Minuscules coups d'État qui ont la méchanceté
des grands, le ridicule en plus, les révolutions culturelles françaises font
se succéder, en littérature, en théâtre, en philosophie et même dans le
monde des "variétés", des baudruches autoritaires. Finalement,
camarades artistes, un ruban rouge à la boutonnière paiera cette agitation
permanente au service du pouvoir. Vos frustrations d'ex-gauchistes sevrés de révolution
ne pouvaient connaître qu'un exutoire: le partage des postes, l'intégration
aux cercles de la puissance publique, l'entrée des artistes renégats de l'art
dans le club très fermé des gouvernants et des manipulateurs despotiques. Tout
comme, dit-on, on ne croit pas en Dieu au Vatican, l'endroit de France où on
croit le moins à l'art est ce monde des artistes stipendiés, politiciens
longtemps refoulés, issus de Mai 68, qui ne croient qu'au Pouvoir, jamais à
l'Imagination.
Note[2]
Guy Hocquenghem (1946-1988) est un
essayiste et activiste homosexuel. Il entre à l'École normale supérieure en
1965, participe à l'occupation de La Sorbonne en mai 1968 et, dans les années
1970, à divers mouvements de libération gaie (Front Homosexuel d'Action Révolutionnaire,
FHAR, notamment).
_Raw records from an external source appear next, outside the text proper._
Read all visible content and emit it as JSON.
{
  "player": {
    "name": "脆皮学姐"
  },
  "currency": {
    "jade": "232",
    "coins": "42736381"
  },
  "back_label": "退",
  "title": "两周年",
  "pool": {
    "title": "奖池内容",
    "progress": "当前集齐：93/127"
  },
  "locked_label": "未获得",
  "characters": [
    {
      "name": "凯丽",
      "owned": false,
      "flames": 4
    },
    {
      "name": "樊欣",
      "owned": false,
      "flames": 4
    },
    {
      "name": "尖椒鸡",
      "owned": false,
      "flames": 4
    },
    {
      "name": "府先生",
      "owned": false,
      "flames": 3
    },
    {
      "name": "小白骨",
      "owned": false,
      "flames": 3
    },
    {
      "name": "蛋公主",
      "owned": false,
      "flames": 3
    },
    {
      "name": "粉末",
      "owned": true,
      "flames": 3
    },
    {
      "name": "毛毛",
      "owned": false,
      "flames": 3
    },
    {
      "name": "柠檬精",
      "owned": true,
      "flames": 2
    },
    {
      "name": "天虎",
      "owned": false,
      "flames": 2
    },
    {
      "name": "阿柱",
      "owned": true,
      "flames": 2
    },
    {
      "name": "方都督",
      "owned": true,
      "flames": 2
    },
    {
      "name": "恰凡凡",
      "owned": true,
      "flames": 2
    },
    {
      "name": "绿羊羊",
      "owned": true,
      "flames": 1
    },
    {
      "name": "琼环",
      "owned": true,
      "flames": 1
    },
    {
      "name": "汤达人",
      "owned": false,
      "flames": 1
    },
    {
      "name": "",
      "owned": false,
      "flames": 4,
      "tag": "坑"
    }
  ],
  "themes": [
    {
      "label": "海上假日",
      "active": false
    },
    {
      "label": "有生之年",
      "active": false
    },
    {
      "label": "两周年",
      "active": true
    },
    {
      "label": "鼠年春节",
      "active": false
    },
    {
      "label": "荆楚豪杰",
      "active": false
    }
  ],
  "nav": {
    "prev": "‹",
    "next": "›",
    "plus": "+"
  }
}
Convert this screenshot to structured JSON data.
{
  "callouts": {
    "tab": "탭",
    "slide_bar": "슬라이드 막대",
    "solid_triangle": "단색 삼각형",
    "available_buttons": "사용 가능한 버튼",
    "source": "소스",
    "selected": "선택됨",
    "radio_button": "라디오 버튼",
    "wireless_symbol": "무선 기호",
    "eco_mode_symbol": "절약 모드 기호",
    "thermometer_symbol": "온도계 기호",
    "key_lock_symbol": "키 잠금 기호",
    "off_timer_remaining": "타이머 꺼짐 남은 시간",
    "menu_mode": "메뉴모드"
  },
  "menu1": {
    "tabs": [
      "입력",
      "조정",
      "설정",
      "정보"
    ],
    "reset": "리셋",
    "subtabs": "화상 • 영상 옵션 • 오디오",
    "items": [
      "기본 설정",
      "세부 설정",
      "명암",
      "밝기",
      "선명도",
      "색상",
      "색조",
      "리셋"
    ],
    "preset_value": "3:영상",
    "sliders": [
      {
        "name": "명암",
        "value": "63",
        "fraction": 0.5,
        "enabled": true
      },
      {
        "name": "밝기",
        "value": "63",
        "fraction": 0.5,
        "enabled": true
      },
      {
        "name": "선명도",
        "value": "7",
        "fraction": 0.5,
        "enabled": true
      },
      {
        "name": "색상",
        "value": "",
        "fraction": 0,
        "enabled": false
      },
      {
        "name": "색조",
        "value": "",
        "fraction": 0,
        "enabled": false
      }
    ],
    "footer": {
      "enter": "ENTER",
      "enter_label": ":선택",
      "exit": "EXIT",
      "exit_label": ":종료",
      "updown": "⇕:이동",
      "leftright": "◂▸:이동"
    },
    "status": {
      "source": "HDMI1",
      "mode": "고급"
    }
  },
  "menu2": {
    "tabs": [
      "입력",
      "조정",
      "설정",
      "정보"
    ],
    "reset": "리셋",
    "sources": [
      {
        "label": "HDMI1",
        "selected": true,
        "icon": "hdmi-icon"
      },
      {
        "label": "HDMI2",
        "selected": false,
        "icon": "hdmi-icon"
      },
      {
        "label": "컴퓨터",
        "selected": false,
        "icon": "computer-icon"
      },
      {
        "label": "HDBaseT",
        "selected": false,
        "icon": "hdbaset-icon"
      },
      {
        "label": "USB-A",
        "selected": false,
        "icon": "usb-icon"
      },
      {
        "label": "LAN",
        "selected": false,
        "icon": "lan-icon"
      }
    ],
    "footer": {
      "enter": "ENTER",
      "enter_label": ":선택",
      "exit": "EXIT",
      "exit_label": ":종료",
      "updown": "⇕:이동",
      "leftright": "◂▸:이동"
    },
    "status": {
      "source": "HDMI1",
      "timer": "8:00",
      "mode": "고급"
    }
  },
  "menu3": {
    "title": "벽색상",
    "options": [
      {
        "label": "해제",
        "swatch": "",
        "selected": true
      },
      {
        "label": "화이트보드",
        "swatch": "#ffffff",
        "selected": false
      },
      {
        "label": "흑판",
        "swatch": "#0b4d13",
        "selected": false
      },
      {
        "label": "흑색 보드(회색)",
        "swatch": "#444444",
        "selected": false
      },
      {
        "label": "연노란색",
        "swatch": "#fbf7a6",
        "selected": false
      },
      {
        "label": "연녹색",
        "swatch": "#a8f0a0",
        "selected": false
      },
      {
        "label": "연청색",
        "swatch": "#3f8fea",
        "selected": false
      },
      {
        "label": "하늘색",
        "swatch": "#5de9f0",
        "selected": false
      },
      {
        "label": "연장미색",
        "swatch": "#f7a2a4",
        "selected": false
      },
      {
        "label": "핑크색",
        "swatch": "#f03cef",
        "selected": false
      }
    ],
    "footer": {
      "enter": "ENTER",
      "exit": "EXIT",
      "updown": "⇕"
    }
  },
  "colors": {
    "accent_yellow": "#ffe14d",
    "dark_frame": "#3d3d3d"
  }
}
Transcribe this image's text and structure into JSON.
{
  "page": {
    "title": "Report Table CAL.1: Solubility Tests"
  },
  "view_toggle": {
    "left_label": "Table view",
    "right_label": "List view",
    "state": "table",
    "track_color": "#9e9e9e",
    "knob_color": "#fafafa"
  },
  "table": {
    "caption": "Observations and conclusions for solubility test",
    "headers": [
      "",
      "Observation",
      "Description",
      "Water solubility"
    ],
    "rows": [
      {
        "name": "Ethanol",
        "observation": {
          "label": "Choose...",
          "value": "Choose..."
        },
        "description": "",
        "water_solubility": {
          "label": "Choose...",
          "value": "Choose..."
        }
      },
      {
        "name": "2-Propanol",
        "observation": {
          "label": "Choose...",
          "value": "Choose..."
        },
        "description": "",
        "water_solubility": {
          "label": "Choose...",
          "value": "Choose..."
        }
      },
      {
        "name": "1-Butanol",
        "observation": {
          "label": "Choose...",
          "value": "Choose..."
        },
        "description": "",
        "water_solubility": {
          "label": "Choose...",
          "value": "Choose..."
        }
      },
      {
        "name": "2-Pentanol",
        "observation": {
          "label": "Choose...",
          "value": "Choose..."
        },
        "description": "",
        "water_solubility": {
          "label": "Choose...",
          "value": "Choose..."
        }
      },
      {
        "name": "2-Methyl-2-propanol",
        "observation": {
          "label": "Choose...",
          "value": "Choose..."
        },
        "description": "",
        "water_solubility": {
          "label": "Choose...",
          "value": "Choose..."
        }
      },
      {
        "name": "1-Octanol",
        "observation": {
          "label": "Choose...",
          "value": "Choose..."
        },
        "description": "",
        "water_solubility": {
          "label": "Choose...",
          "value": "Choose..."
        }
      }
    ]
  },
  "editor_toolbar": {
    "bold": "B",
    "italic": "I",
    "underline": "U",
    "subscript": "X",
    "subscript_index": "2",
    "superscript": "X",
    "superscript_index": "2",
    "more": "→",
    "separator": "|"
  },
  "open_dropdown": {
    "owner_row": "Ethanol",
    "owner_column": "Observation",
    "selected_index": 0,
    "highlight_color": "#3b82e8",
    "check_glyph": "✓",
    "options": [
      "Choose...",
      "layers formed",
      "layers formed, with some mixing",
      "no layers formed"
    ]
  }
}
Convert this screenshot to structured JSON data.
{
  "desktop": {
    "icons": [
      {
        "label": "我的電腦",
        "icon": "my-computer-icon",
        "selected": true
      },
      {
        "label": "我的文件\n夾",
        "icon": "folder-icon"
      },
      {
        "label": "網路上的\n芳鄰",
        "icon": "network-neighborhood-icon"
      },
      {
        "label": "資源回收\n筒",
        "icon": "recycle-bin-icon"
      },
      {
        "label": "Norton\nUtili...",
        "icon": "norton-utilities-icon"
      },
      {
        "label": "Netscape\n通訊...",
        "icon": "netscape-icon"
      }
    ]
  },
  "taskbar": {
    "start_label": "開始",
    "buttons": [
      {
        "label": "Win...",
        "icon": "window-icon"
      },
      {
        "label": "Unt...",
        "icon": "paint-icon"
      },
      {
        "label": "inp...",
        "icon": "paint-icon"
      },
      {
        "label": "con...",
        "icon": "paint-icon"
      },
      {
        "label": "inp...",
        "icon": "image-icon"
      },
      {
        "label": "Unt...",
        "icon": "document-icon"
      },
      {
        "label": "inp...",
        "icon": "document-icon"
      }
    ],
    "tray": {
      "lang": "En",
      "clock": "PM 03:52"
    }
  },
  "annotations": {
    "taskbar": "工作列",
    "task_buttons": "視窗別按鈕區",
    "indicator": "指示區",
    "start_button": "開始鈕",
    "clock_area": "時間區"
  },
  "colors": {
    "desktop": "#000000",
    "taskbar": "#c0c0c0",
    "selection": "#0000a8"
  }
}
En 1972, il publie une longue lettre dans le Nouvel
Observateur dans laquelle il annonce publiquement qu'il est gay.
Œuvres publiées
Le Désir homosexuel, 1972 (réédité
en 2000)
L'Après-mai des faunes :
volutions, 1974
Fin de section, 1975
Comment nous appelez-vous déjà ? :
ces hommes que l'on dit homosexuels, 1977 (avec Jean-Louis Bory)
La Dérive homosexuelle, 1977
La Beauté du métis : réflexions
d'un francophobe, 1979
Race d'Ep ! : au siècle
d'images de l'homosexualité, 1979 (livre accompagnant le documentaire de Lionel
Soukaz)
Le Gay voyage : guide et regard
homosexuels sur les grandes métropoles, 1980
L'Amour en relief : roman, 1981
Les Petits garçons : roman, 1983
La Colère de l'Agneau, 1986
Lettre ouverte à ceux qui sont passés
du col Mao au Rotary, 1986 (réédité en 2003)
Vienne, 1986
Ève : roman, 1986
Les Voyages et aventures
extraordinaires du frère Angelo : roman, 1988
L'Amour en relief : roman, 1989
L'amphithéâtre des morts : mémoires
anticipées, 1994
Oiseau de la nuit : nouvelles,
1998
[1] In "Lettre ouverte à ceux qui sont passés du col Mao au Rotary", 1986.